The short version of the problem is given an overloaded name f
, how to concisely write an object ff
such that ff(a0, a1, a2, ...)
ultimately calls f(a0, a1, a2, ...)
.
A polymorphic functor, how you point out yourself, is the usual solution. But it must be defined out of line (since it has a template member), so I'll consder that not concise enough for the purposes of my answer.
Currently lambda expressions yield a monomorphic functor, so they're close but not quite there.
// set of functions overloaded on int and double
void f(int);
void f(double);
auto ff = [](int i) { return f(i); };
As GMan pointed out in the comments polymorphic lambdas would (should?) be the solution to concisely write polymorphic functors inline.

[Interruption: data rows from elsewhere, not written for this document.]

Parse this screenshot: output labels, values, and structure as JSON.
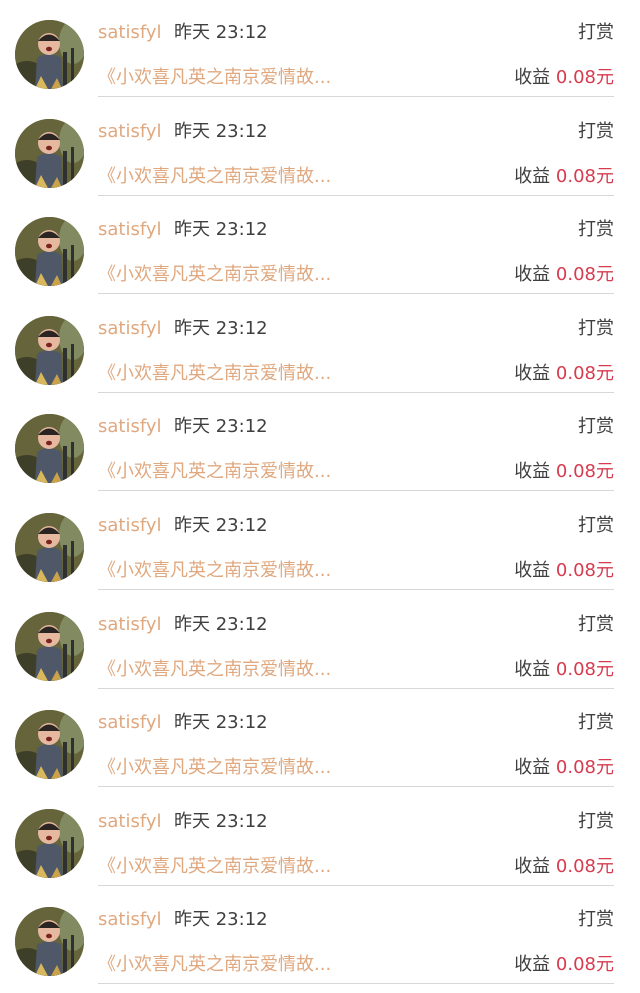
{
  "items": [
    {
      "user": "satisfyl",
      "time": "昨天 23:12",
      "type": "打赏",
      "article": "《小欢喜凡英之南京爱情故...",
      "earn_label": "收益",
      "earn_amount": "0.08元"
    },
    {
      "user": "satisfyl",
      "time": "昨天 23:12",
      "type": "打赏",
      "article": "《小欢喜凡英之南京爱情故...",
      "earn_label": "收益",
      "earn_amount": "0.08元"
    },
    {
      "user": "satisfyl",
      "time": "昨天 23:12",
      "type": "打赏",
      "article": "《小欢喜凡英之南京爱情故...",
      "earn_label": "收益",
      "earn_amount": "0.08元"
    },
    {
      "user": "satisfyl",
      "time": "昨天 23:12",
      "type": "打赏",
      "article": "《小欢喜凡英之南京爱情故...",
      "earn_label": "收益",
      "earn_amount": "0.08元"
    },
    {
      "user": "satisfyl",
      "time": "昨天 23:12",
      "type": "打赏",
      "article": "《小欢喜凡英之南京爱情故...",
      "earn_label": "收益",
      "earn_amount": "0.08元"
    },
    {
      "user": "satisfyl",
      "time": "昨天 23:12",
      "type": "打赏",
      "article": "《小欢喜凡英之南京爱情故...",
      "earn_label": "收益",
      "earn_amount": "0.08元"
    },
    {
      "user": "satisfyl",
      "time": "昨天 23:12",
      "type": "打赏",
      "article": "《小欢喜凡英之南京爱情故...",
      "earn_label": "收益",
      "earn_amount": "0.08元"
    },
    {
      "user": "satisfyl",
      "time": "昨天 23:12",
      "type": "打赏",
      "article": "《小欢喜凡英之南京爱情故...",
      "earn_label": "收益",
      "earn_amount": "0.08元"
    },
    {
      "user": "satisfyl",
      "time": "昨天 23:12",
      "type": "打赏",
      "article": "《小欢喜凡英之南京爱情故...",
      "earn_label": "收益",
      "earn_amount": "0.08元"
    },
    {
      "user": "satisfyl",
      "time": "昨天 23:12",
      "type": "打赏",
      "article": "《小欢喜凡英之南京爱情故...",
      "earn_label": "收益",
      "earn_amount": "0.08元"
    }
  ],
  "colors": {
    "username": "#e0a87f",
    "article": "#e0a87f",
    "amount": "#d63b4f",
    "text": "#3f3f3f",
    "divider": "#d7d7d7"
  }
}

In the meantime, it is possible to write a make_overload
helper that combines multiple functors into one, such that
auto ff = make_overload(
[](int arg0) { return f(arg0); }
, [](double arg0) { return f(arg0); } );
would 'capture' the whole overload set. Perhaps a Boost.Preprocessor macro could help here, so that auto ff = POLYMORPHIC_LAMBDA( 1, (int)(double), { return f(arg0); } );
be used inline. I suspect there are arity restrictions however (hence the first macro argument), unlike the usual out-of-line hand-written polymorphic functor solution; so this wouldn't help with e.g. variadic function templates.